Introduction to Binary Trees

by MSiddeek, posted in Data Structure

Basic Definitions
Binary Tree

  • Binary Tree
    A binary tree is made of a set of nodes. This set can be empty or it can consist of a node called a root along with two disjoint subtrees.
  • Disjoint subtrees
    Trees that have no nodes in common.
  • Node
    A node contains a value and links to two (binary) other nodes called children (left and right). These links are called edges. A node also might link to its parent node.
  • Descendant node
    Nodes of any subtree are descendants of its root.
  • Ancestor node
    A root of a subtree is an ancestor of it’s nodes.
  • Path from n1 to nk
    The path from n1 to nk is the sequence of nodes n1, n2 ... nk. Where each node ni in the sequence is a parent of node ni + 1 (each node is a parent of the next / going from the top downwards).
  • Depth/Level of node M
    The length of the path between the root of the tree R and M. The root node R is at level 0.
  • Height of a tree
    More than the depth of the deepest node in the tree by one. height = max(depth) + 1.
  • Leaf/External node
    A node that has no children. Has neither right nor left subtree.
    !hasLeft AND !hasRight = !(hasLeft OR hasRight)
  • Internal node
    A node that has at least one child. Has a right or a left subtree. Or both. An internal node is the opposite of an external node.
    hasLeft OR hasRight = !(!hasLeft AND !hasRight)
  • Full tree
    A binary tree which consists of nodes that must satisfy one of the following conditions:

    • An internal node with two non-empty children.
    • A leaf.

    Each node must have either 0 or 2 children. Uni-child nodes aren’t allowed.

  • Complete tree
    A binary tree which in which all the levels are full except the last level. You can think of it as a tree that is filled from left to right level by level.
    You might confuse a complete tree with a full tree. A little mind trick to memorize them is: the word complete is wider than the word full, so is the complete tree — always wider than the full tree–.

Complete & full trees

Full Binary Theorem

  • The number of leaves in a non-empty full binary tree = number of internal nodes + 1
  • The number of empty subtrees in a non-empty binary tree = number of nodes in the tree + 1

Proven by mathematical induction.

Traversal

A tree’s nodes are placed in such structure for a reason. We want to process the tree’s nodes — one by one — by visiting them in a certain order.
These ways/orders by which we visit the nodes are called traversals. A traversal on a tree generates a sequence of nodes in which each node appears once and only once. This is called an enumeration.
There are three types of traversal: pre-order, post-order and in-order. They’ll be explained using the following figure.

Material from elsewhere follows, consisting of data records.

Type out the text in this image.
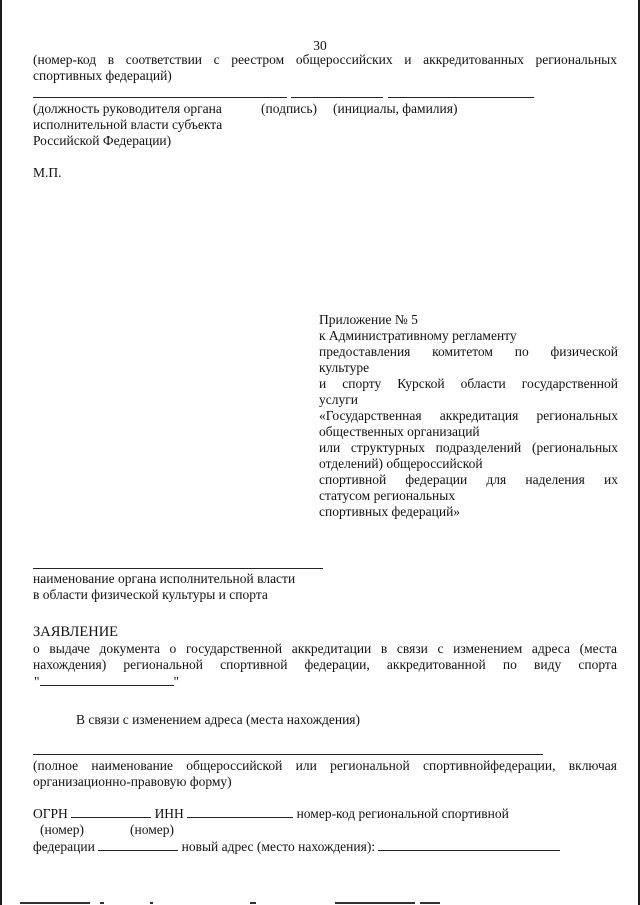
30
(номер-код в соответствии с реестром общероссийских и аккредитованных региональных
спортивных федераций)
(должность руководителя органа
исполнительной власти субъекта
Российской Федерации)
(подпись) (инициалы, фамилия)
М.П.
Приложение № 5
к Административному регламенту
предоставления комитетом по физической
культуре
и спорту Курской области государственной
услуги
«Государственная аккредитация региональных
общественных организаций
или структурных подразделений (региональных
отделений) общероссийской
спортивной федерации для наделения их
статусом региональных
спортивных федераций»
наименование органа исполнительной власти
в области физической культуры и спорта
ЗАЯВЛЕНИЕ
о выдаче документа о государственной аккредитации в связи с изменением адреса (места
нахождения) региональной спортивной федерации, аккредитованной по виду спорта
"	"
В связи с изменением адреса (места нахождения)
(полное наименование общероссийской или региональной спортивнойфедерации, включая
организационно-правовую форму)
ОГРН	ИНН	номер-код региональной спортивной
(номер)	(номер)
федерации	новый адрес (место нахождения):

Imagine you’re starting from the root of the tree and draw a border around the tree parallel to the edges and surrounding each branch as shown.
Whenever you pass through the left of a node, you’re in pre-order. When you are below a node, you’re in in-order. If you are to the right of a node, you’re in post-order.

  • Pre-Order

    • The algorithm goes as follows:

    preoreder(node)
	if(node == null)
		return;
	do(node)
	preorder(node.left)
	preorder(node.right)
  • In-Order

    • The algorithm goes as follows:

    inoreder(node)
	if(node == null)
		return;
	inorder(node.left)
	do(node)
	inorder(node.right)
  • Post-Order

    • The algorithm goes as follows:

    postoreder(node)
	if(node == null)
		return;
	postorder(node.left)
	postorder(node.right)
	do(node)

You can do these traversals simultaneously in a more general manner instead of only one at a time by gluing them together. The procedure should looks like this:

traverse(node)
	if(node == null)
		return;
	doPreOrder(node)
	traverse(node.left)
	doInOrder(node)
	traverse(node.right)
	doPostOrder(node)